On a sunny spring day in April, elected officials toured an area selected for a new crime lab and police station at 27th and Prospect. Funds raised from a municipal public safety tax, renewed in November 2010, provided the local revenue for construction while HUD funds were used for relocation and other costs. The project was fast-tracked. The local press swiftly contained dissent about the project’s impact on long-time homeowners. Four blocks of housing with a mix of vacant lots, abandoned housing units, and well-loved, historic homes in excellent condition were demolished to make way for the new facility. The project was touted as an economic development strategy for the area that will bring jobs and fight crime. Once again, the bulldozers returned to a Black neighborhood, but this time there’s no grand narrative of renewal.

Referring to the events of April 1968, Bruce Watkins, one of Kansas City’s great African American leaders, reminds us that the roots of police brutality and excessive force run deep. “I will never forgive him [Kelley] for those blacks that were killed,” said Watkins in 1973, after President Richard Nixon appointed Kelley Director of the FBI.


Traveling through Kansas City’s eastside neighborhoods four decades later, the multiple layers of unresolved history and trauma are evident in what remains of the once prominent neighborhoods and homes. The events of April 1968 continue to cast their shadow over the city streets and neighborhoods along Prospect Avenue, but it’s not just the riots of 1968 that haunt these city streets.

The remnants and reminders of the War on Drugs and its impact on African-American neighborhoods and families can be read in this urban landscape if one knows where to look. Abandoned and boarded-up homes linger, waiting to be restored or demolished. Some houses labeled as drug houses have COMBAT spray painted on the boards covering windows and doors, evidence of the county’s anti-drug tax and funding mechanism for drug-related law enforcement efforts.


"Planners have significant power to impact the production of spaces in neighborhoods, cities and regions that are embedded in the racialized system of social control dominant in the US."


Urban planning is an important component of the development and production of systems of social control in U.S. cities. Planners have significant power to impact the production of spaces in neighborhoods, cities and regions that are embedded in the racialized system of social control dominant in the US. Municipal planning, as a space of democratic practice (including opportunities for debate, legislative action and public funding) has potential to reshape or impact this system. As such, the local planning apparatus offers a site of intervention for communities of color and their allies seeking to address the intended and unintended consequences of mass incarceration, racial segregation and the War on Drugs.

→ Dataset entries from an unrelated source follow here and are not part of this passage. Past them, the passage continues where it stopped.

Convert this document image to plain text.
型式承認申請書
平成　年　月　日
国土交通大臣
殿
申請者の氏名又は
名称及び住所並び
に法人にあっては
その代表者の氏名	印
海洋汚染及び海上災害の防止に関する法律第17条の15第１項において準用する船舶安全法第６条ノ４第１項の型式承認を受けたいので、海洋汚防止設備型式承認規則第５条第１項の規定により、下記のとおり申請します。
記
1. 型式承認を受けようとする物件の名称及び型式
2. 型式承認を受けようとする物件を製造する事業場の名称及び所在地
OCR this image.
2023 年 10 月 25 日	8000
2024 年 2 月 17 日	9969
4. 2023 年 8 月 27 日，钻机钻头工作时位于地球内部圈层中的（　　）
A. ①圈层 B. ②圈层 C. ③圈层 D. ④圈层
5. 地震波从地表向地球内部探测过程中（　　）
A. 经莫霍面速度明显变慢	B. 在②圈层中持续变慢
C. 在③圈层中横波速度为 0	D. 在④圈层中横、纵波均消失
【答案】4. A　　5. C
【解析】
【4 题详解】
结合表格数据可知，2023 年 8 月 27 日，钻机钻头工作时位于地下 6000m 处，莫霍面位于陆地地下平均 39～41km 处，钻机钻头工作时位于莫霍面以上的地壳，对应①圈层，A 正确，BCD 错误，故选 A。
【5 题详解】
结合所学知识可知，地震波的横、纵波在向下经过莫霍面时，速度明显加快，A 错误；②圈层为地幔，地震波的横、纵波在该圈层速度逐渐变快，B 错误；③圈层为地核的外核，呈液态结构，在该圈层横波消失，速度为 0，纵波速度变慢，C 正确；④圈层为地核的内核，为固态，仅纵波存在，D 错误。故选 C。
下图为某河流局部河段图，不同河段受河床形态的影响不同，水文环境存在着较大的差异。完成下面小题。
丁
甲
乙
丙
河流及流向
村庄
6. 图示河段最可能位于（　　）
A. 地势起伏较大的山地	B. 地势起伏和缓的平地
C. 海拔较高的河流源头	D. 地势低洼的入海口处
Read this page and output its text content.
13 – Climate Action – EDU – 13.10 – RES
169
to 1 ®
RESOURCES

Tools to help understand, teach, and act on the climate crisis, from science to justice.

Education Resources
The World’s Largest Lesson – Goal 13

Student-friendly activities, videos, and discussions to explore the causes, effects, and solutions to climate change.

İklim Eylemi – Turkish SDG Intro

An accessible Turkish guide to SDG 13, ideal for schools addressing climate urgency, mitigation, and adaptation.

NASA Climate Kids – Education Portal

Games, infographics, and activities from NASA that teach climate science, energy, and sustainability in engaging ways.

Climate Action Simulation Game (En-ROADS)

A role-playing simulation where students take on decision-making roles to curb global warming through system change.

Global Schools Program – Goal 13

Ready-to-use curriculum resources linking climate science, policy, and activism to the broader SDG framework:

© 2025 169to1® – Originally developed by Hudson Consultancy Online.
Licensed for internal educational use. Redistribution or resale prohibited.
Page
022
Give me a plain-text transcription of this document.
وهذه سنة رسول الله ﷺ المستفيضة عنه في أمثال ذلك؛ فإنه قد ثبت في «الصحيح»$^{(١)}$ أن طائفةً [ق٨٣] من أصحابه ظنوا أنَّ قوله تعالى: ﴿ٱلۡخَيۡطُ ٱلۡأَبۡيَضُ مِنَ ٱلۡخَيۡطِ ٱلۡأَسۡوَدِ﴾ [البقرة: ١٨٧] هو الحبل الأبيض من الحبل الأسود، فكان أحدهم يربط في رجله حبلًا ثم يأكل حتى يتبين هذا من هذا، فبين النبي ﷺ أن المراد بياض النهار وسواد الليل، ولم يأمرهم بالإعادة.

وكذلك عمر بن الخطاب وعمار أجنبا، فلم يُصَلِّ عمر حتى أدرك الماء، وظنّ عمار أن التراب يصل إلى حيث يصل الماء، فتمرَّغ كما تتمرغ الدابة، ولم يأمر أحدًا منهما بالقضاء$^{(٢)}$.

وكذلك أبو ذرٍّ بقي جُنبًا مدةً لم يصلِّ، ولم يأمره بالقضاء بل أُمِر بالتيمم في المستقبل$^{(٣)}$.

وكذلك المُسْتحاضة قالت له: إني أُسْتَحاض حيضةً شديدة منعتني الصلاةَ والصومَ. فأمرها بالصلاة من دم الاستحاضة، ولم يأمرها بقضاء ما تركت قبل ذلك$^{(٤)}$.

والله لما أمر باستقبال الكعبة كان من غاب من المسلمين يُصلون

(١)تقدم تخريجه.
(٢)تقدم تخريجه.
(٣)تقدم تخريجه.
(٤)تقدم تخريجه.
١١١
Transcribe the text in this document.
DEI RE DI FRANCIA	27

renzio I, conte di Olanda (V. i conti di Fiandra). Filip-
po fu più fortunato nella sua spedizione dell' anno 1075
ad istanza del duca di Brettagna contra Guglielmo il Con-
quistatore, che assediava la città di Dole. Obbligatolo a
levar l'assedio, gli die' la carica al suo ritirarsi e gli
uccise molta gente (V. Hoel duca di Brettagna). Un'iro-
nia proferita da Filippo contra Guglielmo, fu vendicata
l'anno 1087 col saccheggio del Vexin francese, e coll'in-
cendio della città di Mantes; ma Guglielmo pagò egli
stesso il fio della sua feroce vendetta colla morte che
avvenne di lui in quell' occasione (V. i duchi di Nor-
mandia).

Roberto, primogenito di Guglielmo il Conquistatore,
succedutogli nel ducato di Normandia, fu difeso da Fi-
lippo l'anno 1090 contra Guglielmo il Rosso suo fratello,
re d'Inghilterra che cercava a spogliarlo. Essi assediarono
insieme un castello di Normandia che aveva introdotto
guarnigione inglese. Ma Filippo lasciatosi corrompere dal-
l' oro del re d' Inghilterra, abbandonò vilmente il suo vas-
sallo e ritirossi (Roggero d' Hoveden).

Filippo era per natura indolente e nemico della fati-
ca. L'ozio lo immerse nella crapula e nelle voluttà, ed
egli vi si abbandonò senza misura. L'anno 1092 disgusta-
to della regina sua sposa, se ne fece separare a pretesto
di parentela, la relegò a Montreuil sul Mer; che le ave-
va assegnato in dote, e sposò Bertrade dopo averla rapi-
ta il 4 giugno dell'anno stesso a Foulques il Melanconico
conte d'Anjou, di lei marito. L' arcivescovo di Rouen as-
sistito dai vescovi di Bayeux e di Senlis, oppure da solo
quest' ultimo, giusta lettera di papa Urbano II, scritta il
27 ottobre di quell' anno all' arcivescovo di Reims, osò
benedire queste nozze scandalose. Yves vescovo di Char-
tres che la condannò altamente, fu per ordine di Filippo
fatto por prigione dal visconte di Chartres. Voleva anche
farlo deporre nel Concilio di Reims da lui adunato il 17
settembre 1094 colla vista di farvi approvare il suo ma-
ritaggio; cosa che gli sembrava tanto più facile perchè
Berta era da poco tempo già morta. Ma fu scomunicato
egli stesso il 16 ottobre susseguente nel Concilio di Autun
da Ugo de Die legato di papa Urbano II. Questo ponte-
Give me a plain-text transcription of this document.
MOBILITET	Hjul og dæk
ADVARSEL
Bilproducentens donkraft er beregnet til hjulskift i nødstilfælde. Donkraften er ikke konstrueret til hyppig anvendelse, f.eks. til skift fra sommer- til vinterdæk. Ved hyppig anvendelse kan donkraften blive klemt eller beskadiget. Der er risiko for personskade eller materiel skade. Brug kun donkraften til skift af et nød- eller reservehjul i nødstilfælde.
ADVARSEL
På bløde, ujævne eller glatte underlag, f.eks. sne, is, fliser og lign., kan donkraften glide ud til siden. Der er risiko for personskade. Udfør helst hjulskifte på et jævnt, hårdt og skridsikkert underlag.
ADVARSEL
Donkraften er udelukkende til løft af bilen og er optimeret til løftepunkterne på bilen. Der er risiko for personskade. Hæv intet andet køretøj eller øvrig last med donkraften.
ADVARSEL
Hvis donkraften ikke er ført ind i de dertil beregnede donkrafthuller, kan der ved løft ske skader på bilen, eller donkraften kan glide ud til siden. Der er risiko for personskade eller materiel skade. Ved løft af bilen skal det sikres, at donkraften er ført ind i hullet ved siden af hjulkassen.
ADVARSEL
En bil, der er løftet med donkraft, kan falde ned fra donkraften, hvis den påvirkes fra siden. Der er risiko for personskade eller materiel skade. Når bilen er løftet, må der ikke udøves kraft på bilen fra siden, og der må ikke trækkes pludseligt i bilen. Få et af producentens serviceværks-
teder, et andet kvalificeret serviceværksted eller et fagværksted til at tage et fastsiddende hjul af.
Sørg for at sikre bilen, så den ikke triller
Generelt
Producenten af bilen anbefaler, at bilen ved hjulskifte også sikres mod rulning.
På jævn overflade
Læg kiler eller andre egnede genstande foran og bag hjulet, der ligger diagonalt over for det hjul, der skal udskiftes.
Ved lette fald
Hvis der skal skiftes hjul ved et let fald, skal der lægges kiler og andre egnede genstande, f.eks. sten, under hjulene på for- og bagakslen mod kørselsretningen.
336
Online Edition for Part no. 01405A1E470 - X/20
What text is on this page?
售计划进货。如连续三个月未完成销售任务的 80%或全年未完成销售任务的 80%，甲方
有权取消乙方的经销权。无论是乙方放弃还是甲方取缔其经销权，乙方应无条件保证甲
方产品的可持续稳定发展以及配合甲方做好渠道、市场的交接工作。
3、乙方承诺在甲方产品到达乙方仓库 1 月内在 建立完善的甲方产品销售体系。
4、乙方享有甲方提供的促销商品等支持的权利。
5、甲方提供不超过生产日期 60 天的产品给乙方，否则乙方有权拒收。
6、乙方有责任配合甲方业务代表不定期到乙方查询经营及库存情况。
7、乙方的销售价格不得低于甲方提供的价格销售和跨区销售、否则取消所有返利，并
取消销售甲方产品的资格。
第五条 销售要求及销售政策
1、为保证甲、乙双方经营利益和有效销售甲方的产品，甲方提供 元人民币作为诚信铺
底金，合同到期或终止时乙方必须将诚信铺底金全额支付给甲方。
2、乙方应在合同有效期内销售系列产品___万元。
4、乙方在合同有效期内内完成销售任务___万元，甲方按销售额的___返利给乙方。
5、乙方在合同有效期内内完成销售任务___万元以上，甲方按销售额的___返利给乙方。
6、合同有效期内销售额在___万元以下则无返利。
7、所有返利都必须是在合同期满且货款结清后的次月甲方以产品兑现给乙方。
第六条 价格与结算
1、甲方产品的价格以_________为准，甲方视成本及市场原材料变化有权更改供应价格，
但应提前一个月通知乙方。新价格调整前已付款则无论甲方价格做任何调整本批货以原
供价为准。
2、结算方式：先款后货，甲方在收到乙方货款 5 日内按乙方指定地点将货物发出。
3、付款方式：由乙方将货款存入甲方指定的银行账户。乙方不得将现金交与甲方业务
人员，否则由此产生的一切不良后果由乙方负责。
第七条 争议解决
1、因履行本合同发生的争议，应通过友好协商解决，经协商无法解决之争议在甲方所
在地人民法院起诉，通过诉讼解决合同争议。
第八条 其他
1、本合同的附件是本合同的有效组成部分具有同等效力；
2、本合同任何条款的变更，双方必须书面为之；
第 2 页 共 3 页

Despite this important opportunity for democratic debate and physical transformation of cities, the planning profession has largely been silent on the topic of mass incarceration, the War on Drugs, and the impacts of these policies on local cities, neighborhoods and residents. A 2005 APA policy guide on Security, for example, makes numerous references to terrorism, public safety and crime prevention through environmental design, but not a single reference to the increasing impact of mass incarceration on urban neighborhoods and the implications of this trend for the future of cities. Nonetheless, cities with African-American residents and communities of color cannot afford to ignore the costs and consequences of this system of social control and its human, financial, environmental, psychological and social costs. And yet planners (in general) seem to be largely uninformed about the issues facing inner city communities of color and thus poorly prepared to see their own role in the perpetuation and intensification of this system.


Jacob Wagner is Associate Professor of Urban Planning + Design, Department of Architecture, Urban Planning and Design, University of Missouri, Kansas City.